Die Luft war feucht und ungesund, aber die Kranke verlangte, daß die Fenster und Läden geöffnet blieben. Neben ihrem Bett hing eine seidene Schnur, mit der eine Glocke in Schwingungen gebracht werden konnte. Signora Polo benutzte sie selten. Sie liebte die Einsamkeit, und sie fürchtete sie. Die stille Hoffnung, daß ihr Gatte mit seinem Bruder wiederkehren würde, war in den einsamen Nachtstunden am stärksten. Am stärksten waren aber auch die Zweifel. Tausend und aber tausendmal hatte sie die Gedanken zurückgewiesen, die ihr einflüstern wollten, daß er nicht mehr am Leben sei. Diese teuflischen, quälenden Gedanken kleideten sich in den Mantel der Vernunft; wie kann er noch am Leben sein, flüsterten sie, vor vierzehn Jahren ist er weggereist, und nie hat er ein Lebenszeichen gegeben. Er war doch ein kühner Mann und hat die Gefahren nicht gescheut. Viele Schiffe ruhen auf dem Grund des Meeres…
Die Nacht brachte aber auch die Erinnerung an die glücklichen Stunden mit Nicolo. So sehnte sie die Dunkelheit herbei und hatte Furcht vor ihr. Bleich und durchsichtig waren ihre Wangen geworden. Die Röte der Gesundheit hatte sie vor Jahren schon verlassen. Nur wenn Marco bei ihr war, belebte sich ihr Gesicht. Wenn er neben ihrem Bett saß, wenn sie ihm von Andrea Polo da San Felice, dem Großvater, und von Nicolo Polo, dem Vater, erzählen konnte, erlebte sie noch einmal die Vergangenheit und bildete sich für Minuten ein, daß alles frohe Gegenwart sei. «Euer Körper ist nicht krank, Signora», hatte der Arzt gesagt. «Eure Seele ist krank und raubt Euch den Willen zum Leben.»

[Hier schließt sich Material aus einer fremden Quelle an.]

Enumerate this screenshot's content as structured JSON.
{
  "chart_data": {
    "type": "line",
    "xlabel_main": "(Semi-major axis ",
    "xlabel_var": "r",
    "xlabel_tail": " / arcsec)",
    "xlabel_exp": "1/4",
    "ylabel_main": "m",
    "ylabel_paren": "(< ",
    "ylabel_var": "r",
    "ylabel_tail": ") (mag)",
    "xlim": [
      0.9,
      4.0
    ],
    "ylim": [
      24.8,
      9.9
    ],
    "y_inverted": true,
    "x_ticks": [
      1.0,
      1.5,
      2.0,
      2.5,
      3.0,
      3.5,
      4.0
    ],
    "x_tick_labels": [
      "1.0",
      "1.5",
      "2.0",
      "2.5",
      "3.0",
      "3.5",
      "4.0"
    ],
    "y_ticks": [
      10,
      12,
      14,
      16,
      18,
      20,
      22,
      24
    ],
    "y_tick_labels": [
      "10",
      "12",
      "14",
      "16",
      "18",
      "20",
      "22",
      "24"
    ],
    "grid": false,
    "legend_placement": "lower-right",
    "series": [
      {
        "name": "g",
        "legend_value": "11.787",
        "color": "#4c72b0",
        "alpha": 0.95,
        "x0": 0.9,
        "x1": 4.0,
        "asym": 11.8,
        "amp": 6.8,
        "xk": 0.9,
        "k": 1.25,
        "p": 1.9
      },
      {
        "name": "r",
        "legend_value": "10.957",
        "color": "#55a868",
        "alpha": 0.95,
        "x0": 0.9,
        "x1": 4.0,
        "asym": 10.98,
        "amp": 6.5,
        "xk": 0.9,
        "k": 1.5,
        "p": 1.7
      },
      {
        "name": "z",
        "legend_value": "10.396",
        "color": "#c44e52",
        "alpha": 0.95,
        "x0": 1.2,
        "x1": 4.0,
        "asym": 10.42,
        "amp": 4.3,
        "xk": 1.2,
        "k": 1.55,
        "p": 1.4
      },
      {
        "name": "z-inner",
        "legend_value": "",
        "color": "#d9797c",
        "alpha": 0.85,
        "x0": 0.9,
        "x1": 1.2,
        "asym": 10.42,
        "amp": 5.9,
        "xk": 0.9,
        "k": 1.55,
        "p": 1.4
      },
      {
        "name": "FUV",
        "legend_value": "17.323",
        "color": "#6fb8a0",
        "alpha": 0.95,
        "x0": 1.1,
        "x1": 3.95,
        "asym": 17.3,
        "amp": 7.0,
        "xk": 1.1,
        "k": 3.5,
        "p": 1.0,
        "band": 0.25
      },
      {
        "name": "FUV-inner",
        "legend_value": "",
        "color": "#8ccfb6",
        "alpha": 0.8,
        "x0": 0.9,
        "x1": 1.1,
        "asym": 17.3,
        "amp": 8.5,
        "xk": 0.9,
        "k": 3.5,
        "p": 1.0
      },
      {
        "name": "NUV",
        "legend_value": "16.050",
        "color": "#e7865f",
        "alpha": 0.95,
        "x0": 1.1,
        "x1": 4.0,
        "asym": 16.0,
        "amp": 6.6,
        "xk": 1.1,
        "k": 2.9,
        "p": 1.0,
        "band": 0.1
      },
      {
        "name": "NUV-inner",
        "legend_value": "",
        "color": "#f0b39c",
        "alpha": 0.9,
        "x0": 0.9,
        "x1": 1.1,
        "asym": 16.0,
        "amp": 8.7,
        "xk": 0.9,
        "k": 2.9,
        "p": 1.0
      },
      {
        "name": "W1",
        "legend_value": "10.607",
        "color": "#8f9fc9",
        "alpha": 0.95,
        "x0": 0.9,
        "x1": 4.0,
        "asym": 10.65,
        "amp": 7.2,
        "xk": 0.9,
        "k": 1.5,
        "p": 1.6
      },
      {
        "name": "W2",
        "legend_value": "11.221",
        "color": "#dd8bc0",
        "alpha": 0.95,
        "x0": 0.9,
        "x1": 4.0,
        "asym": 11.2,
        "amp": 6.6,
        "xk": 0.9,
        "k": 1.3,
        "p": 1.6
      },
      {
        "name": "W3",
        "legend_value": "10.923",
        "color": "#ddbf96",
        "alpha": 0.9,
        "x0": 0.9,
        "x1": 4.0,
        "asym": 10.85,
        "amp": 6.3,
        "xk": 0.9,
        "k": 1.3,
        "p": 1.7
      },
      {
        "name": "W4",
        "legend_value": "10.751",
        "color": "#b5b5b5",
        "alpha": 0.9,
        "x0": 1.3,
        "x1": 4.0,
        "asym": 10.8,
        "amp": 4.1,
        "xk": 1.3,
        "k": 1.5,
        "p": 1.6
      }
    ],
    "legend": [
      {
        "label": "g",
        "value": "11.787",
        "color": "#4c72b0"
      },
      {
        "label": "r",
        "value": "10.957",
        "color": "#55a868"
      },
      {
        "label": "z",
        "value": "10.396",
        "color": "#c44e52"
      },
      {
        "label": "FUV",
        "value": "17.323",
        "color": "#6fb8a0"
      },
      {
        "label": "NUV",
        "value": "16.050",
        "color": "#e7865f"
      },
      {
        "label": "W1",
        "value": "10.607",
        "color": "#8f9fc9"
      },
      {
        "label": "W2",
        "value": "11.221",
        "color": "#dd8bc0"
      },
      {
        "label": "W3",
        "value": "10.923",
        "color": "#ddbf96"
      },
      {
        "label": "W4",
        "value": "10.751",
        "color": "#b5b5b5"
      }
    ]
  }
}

Der flackernde Kerzenschein erleuchtete die roten Teppiche an den Wänden. Plötzlich befiel sie wieder die Angst; sie bäumte sich auf, als habe ein körperlicher Schmerz sie getroffen, die Hand griff nach der Schnur. Laut tönte die Glocke durch die Stille. Eilige Schritte nahten, Giannina trat ein.
«Was ist geschehen, Signora?» fragte sie. «Eure Augen glänzen. Habt Ihr Fieber? Ich werde den Arzt holen.»
«Nein, nein!» rief die Kranke. «Keinen Arzt. Wo ist Marco? Sag mir, wo Marco ist.» Sie griff nach Gianninas Hand. «Sag mir schnell, ist Marco im Hause?»